Bussarono lievemente alla porta e un giovane ufficiale delle SS diede allo Standartenführer cinque minuti per prepararsi. Fece il saluto, puntigliosamente.

«Bene, devo lucidarmi le scarpe, farmi la scriminatura ai capelli e prepararmi a recitare il ruolo da protagonista di questo melodramma teutonico. Nel rapporto ufficiale, si scriverà che sono caduto in battaglia».

«Porterò il suo messaggio» disse Douglas.

«Vittima del fuoco incrociato. La cosa migliore da dire». Sorrise, sardonico.

Douglas prese il montgomery di Mayhew dalla sedia dove l’aveva poggiato. Lo infilò e allacciò le olivette di legno.
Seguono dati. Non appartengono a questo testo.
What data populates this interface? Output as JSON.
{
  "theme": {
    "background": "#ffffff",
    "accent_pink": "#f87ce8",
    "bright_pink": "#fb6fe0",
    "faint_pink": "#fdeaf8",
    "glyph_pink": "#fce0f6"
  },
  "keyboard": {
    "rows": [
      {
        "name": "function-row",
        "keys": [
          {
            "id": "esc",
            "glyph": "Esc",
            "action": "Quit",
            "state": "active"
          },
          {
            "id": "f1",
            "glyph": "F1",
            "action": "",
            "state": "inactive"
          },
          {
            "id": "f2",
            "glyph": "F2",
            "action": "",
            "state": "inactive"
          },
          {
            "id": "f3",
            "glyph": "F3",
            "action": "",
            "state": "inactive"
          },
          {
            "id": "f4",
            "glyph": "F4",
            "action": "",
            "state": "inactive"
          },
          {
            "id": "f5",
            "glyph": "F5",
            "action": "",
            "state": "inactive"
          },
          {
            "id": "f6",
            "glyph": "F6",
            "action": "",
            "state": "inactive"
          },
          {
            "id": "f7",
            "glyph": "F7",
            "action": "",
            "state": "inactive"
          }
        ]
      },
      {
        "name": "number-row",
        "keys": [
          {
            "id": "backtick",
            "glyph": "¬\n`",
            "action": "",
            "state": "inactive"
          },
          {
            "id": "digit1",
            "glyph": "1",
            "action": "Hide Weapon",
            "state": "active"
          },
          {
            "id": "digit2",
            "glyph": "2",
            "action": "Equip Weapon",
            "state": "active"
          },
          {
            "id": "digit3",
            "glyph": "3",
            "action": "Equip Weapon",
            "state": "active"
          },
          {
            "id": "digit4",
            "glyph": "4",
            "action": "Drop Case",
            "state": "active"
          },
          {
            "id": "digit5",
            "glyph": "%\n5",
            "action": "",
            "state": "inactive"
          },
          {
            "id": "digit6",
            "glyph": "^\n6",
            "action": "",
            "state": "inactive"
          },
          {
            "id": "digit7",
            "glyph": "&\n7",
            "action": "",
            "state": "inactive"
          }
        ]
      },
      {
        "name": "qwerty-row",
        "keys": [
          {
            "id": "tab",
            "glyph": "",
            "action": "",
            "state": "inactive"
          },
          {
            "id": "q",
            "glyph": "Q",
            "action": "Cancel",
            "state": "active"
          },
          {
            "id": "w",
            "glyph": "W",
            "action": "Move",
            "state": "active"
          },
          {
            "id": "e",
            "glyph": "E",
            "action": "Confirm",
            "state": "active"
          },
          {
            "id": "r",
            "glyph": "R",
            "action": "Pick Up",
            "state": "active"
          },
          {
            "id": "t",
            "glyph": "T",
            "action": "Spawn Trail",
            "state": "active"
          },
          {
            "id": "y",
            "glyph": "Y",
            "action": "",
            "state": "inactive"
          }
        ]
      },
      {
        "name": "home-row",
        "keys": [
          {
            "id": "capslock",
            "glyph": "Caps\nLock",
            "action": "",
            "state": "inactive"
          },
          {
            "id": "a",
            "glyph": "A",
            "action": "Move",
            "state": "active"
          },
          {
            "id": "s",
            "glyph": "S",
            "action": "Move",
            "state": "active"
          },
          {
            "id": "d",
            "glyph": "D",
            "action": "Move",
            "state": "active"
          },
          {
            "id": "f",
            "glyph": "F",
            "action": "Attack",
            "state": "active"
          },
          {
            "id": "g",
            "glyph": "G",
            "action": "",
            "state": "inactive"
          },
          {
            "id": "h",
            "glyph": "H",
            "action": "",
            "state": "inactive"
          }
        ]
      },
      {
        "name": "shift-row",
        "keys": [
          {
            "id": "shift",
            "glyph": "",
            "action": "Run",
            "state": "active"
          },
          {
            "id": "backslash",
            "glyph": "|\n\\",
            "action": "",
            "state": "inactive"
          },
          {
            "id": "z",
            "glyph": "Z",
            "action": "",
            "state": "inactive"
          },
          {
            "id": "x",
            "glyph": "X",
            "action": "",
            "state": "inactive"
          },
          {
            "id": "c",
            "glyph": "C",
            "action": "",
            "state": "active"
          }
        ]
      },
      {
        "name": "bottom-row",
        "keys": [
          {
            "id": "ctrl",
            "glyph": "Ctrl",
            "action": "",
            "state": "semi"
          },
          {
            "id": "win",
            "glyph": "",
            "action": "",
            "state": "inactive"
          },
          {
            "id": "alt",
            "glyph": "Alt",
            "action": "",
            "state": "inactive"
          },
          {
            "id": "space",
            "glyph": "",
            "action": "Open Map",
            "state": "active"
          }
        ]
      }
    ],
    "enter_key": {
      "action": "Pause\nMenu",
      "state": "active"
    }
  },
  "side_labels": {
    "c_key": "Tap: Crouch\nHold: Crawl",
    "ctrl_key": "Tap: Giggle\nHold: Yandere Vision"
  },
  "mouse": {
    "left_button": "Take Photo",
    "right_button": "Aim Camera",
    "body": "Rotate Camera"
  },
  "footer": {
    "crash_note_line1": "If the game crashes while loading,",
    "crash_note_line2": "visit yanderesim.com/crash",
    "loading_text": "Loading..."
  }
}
Fuori doveva far freddo, e lui era lieto di indossare quel cappotto troppo grande con quello strano profumo. Fu solo allora che gli riuscì di identificarlo: era l’odore del tabacco da presa. Ovviamente, il Romeo y Julieta fumato a metà e il tabacco rovesciato dalla scatoletta rotta nella tasca del panciotto del dottor Spode non erano prove sufficienti. Ma lui era più che certo che Mayhew avesse riportato Spode all’appartamento di Shepherd Market, dove l’aveva ucciso prima di passare quasi tutta la notte a bruciare i calcoli matematici. Doveva impedire agli americani di entrare in possesso di quelle cifre vitali e, cosa ancor più importante, doveva impedire loro di parlare con il dottor Spode. Mayhew voleva coinvolgere gli americani nel conflitto.

«Siamo tutti vittime del fuoco incrociato» ripeté Huth.

«Addio, Standartenführer» disse Douglas, abbottonando il collo del cappotto. Dalla finestra, vide la Rolls del generale Kellerman dirigersi verso il cancello principale, i gagliardetti al vento.